Leopard-EM proposes a parallelizable, GPU-friendly, accessible package for 2DTM with a PyTorch backend. In addition to a 2DTM Python package, the authors propose and implement two new ideas: optimizing the 3D reference template scaling to have the highest correlation with the micrographs and a constrained search among position, angle, and defocus to significantly improve speed and accuracy of finding particles that tend to be near another particle. In this work, we replicated and extended the Leopard-EM framework to verify the authors’ claims of accuracy and ease of use.
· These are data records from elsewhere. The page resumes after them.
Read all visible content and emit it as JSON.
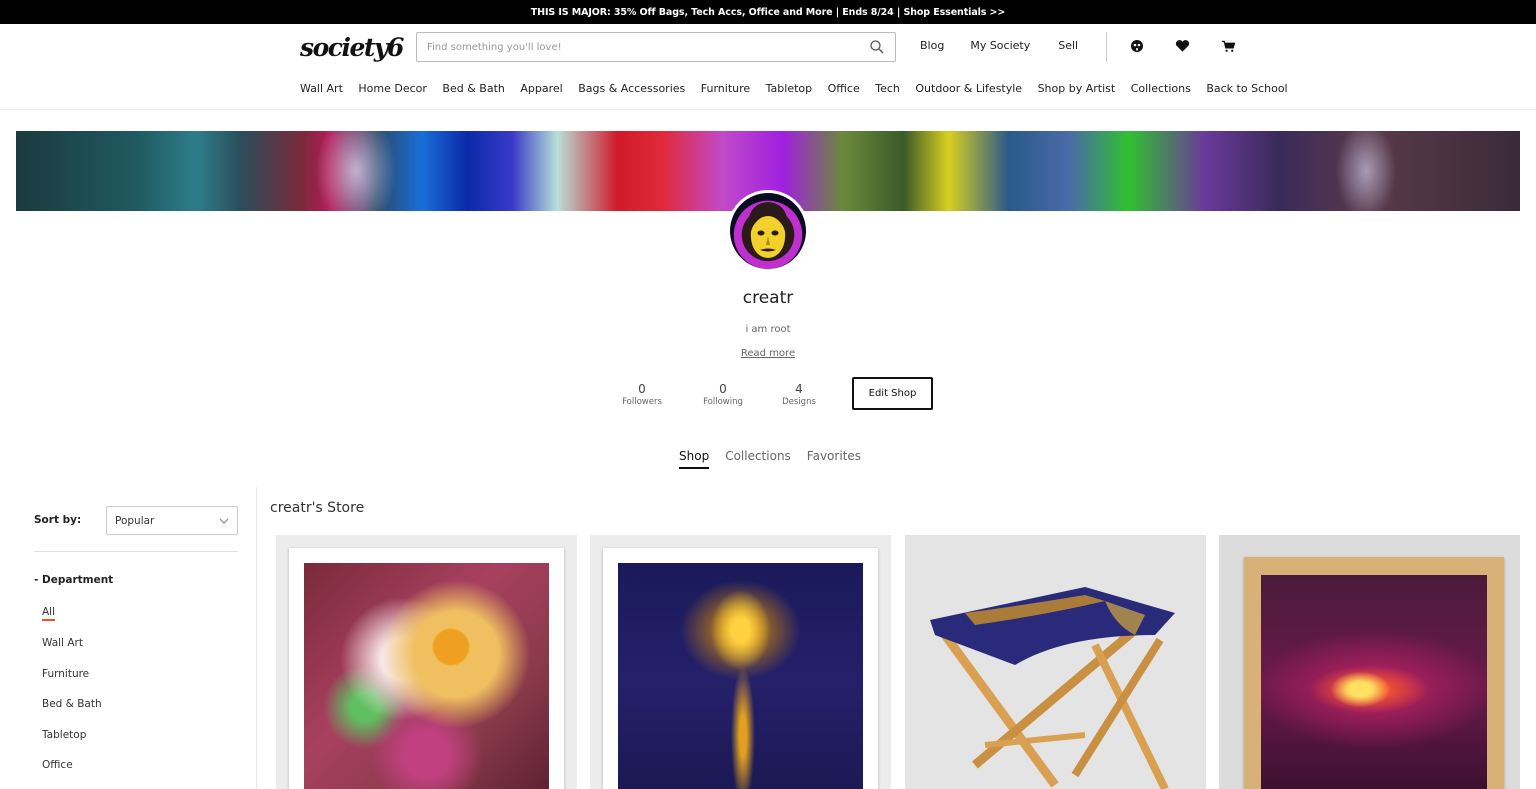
{
  "promo": "THIS IS MAJOR: 35% Off Bags, Tech Accs, Office and More | Ends 8/24 | Shop Essentials >>",
  "header": {
    "logo": "society6",
    "search_placeholder": "Find something you'll love!",
    "links": [
      "Blog",
      "My Society",
      "Sell"
    ],
    "icons": [
      "account-icon",
      "heart-icon",
      "cart-icon"
    ]
  },
  "nav": [
    "Wall Art",
    "Home Decor",
    "Bed & Bath",
    "Apparel",
    "Bags & Accessories",
    "Furniture",
    "Tabletop",
    "Office",
    "Tech",
    "Outdoor & Lifestyle",
    "Shop by Artist",
    "Collections",
    "Back to School"
  ],
  "profile": {
    "username": "creatr",
    "tagline": "i am root",
    "read_more": "Read more",
    "stats": [
      {
        "value": "0",
        "label": "Followers"
      },
      {
        "value": "0",
        "label": "Following"
      },
      {
        "value": "4",
        "label": "Designs"
      }
    ],
    "edit_button": "Edit Shop"
  },
  "tabs": [
    {
      "label": "Shop",
      "active": true
    },
    {
      "label": "Collections",
      "active": false
    },
    {
      "label": "Favorites",
      "active": false
    }
  ],
  "sidebar": {
    "sort_label": "Sort by:",
    "sort_value": "Popular",
    "department_title": "- Department",
    "departments": [
      "All",
      "Wall Art",
      "Furniture",
      "Bed & Bath",
      "Tabletop",
      "Office"
    ]
  },
  "store": {
    "title": "creatr's Store"
  },
  "colors": {
    "accent": "#e8562a",
    "promo_bg": "#000000"
  }
}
Using the EMPIAR-10998 dataset, we performed unconstrained 2DTM searches with the same 3D references (60S LSU, 40S SSU, and 20S proteasome). We reproduced the constrained search strategy and attempted to benchmark accuracy and runtime against the C++ cisTEM implementation. We further extended Leopard-EM by applying it to ATP synthase. Our experiments can be reproduced utilizing the code in this repository.
To reproduce the code, first create a virtual conda environment with the proper dependencies. Then, activate the virual environment.
conda env create -f environment.yml
conda activate myenvThe ground truth MIP graphs can be downloaded from EMPIAR-10998 datasets, and fall under yeastcell/mature60S. They are not in the repository because the mrc files take up a lot of space.